One of our lab co-directors, Dr. Suzanne Wagner, received a grant to spend a month in University of Duisberg-Essen in Germany. Congratulations Suzanne!
One of our lab co-directors, Dr. Betsy Sneller, recently had a paper published in the Journal of the Acoustical Society of America. The article is titled “Sample size matters in calculating Pillai scores”, and it is authored by Joey Stanley (Brigham Young University) and Betsy Sneller.
Jack Rechsteiner (MA Linguistics) has accepted a funded PhD position in the Department of Linguistics at the University of Pittsburgh, starting Fall 2023.
Jack received their B.A. in Linguistics at Michigan State University in 2021, and is currently a 2nd year MA student in the Linguistics program at MSU. Their research focuses primarily on sociophonetic variation in nonbinary speakers.
Socio Lab member Mikayla Thompson (Linguistics major) has been accepted for a competitive NSF Research Experience for Undergraduates (NSF-REU) opportunity this summer.
Mikayla will spend 8 weeks at the University of Oregon as part of its initiative “Increasing American Indian/Alaska Native Perspectives in Field and Experimental Linguistics“. The REU includes instruction on topics in descriptive linguistics and experimental linguistics, hands-on research in two labs, and input from local Indigenous educators and researchers.

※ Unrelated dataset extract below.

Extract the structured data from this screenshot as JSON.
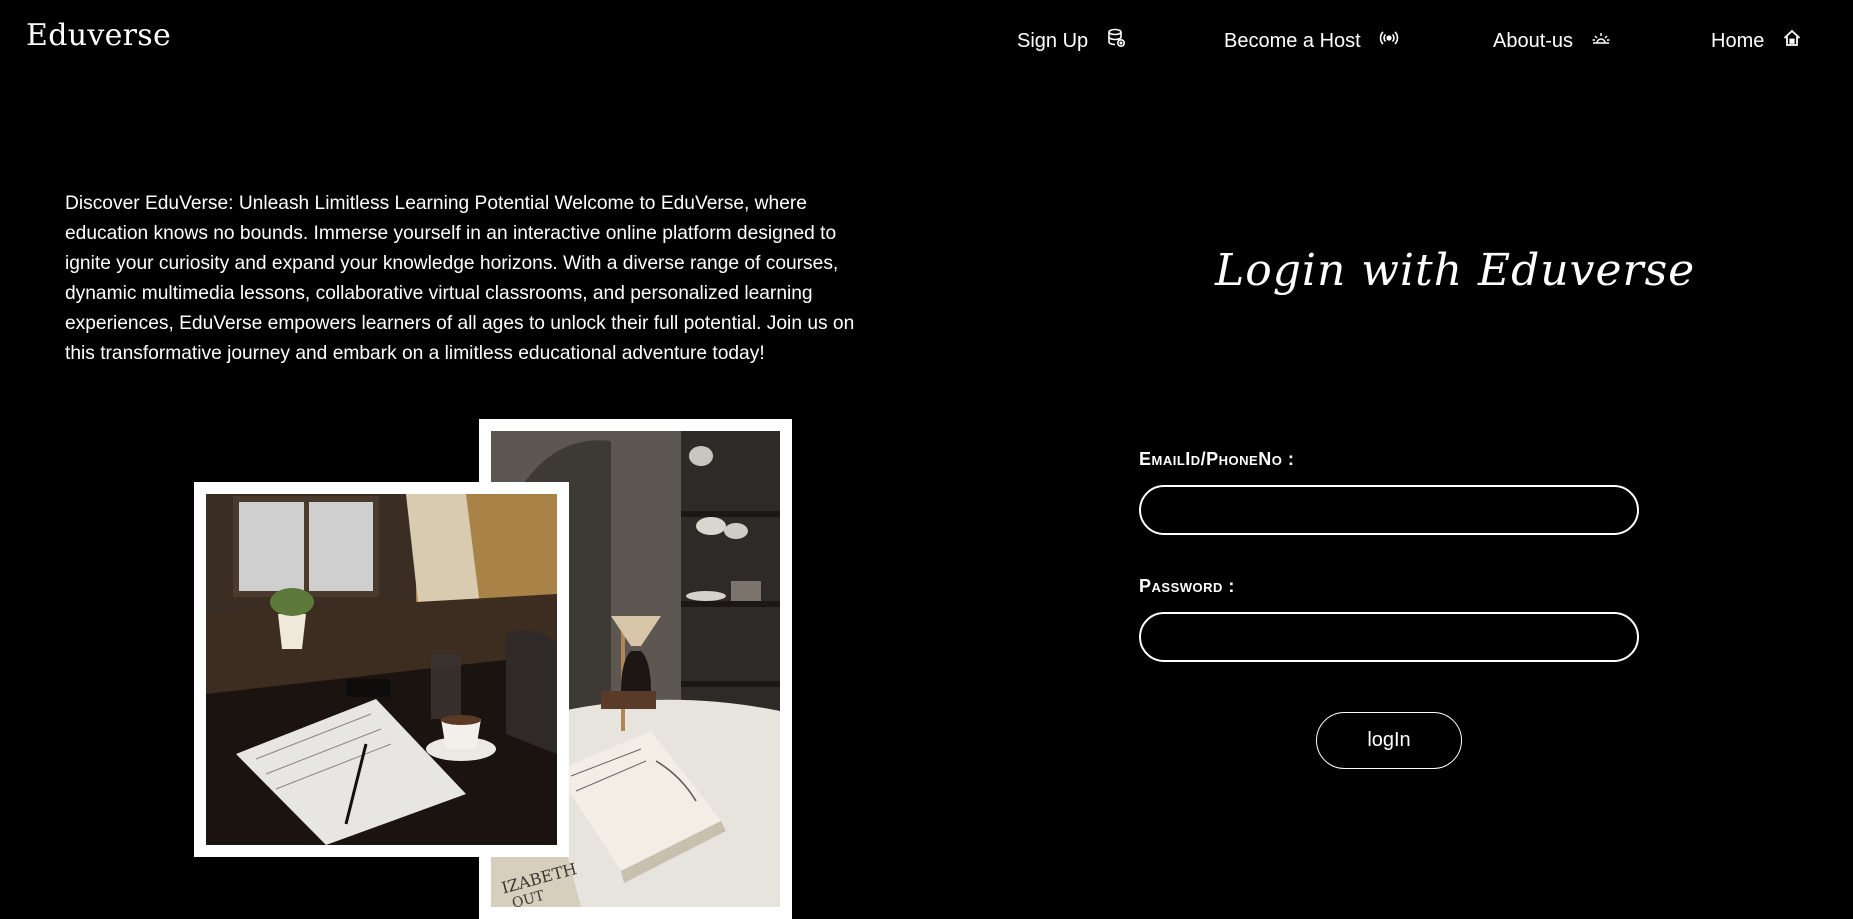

Mikayla shared why she chose this program and her goals and hopes:
“This opportunity to study language revitalization methods at the University of Oregon stood out to me initially because of the particular nature of the classes and research. The focus on language revitalization processes in relation to my compiled knowledge of linguistics is exactly what I would like to do post-graduation. I intend to utilize the knowledge presented in these classes and fieldwork to better inform myself of methods of preserving and reviving Indigenous American languages. As a descendent of the Cherokee Nation, I know quite intimately the degree to which language repression and subsequent language endangerment has influenced Indigenous communities, and what it means for the future. I hope to apply what is learned at the University of Oregon to my own communities, so that I may more deeply familiarize myself with my ancestral language, Cherokee, and to eventually pass it down to others in my communities.”
Socio Lab member Newt Kelbley (BA Linguistics) has been accepted in to the Forensic Linguistics MA program at Cardiff University in Wales. Congratulations, Newt!
Newt is a Linguistics major investigating the syntax of sociolinguistic prompt questions in the MI Diaries project. Newt will start the one-year MA program in the fall of 2023. They shared why they want to study Forensic Linguistics at Cardiff University:
“I want to study there because it is one of the few places that have such a specific degree program, and I want to know more about the interface between language and law. I’m interested in this because this branch of linguistics is still growing and reaching its potential, and the applications seem unlimited. Mostly what’s appealing is what I’ve learned about the work of forensic linguists seeking to critically highlight problems in the judicial system, like comprehension challenges in jury texts, inadequate courtroom translations, or falsified written documents. Using research to inform and enhance the practice of law and make it fairer for the disadvantaged seems like a noble goal.”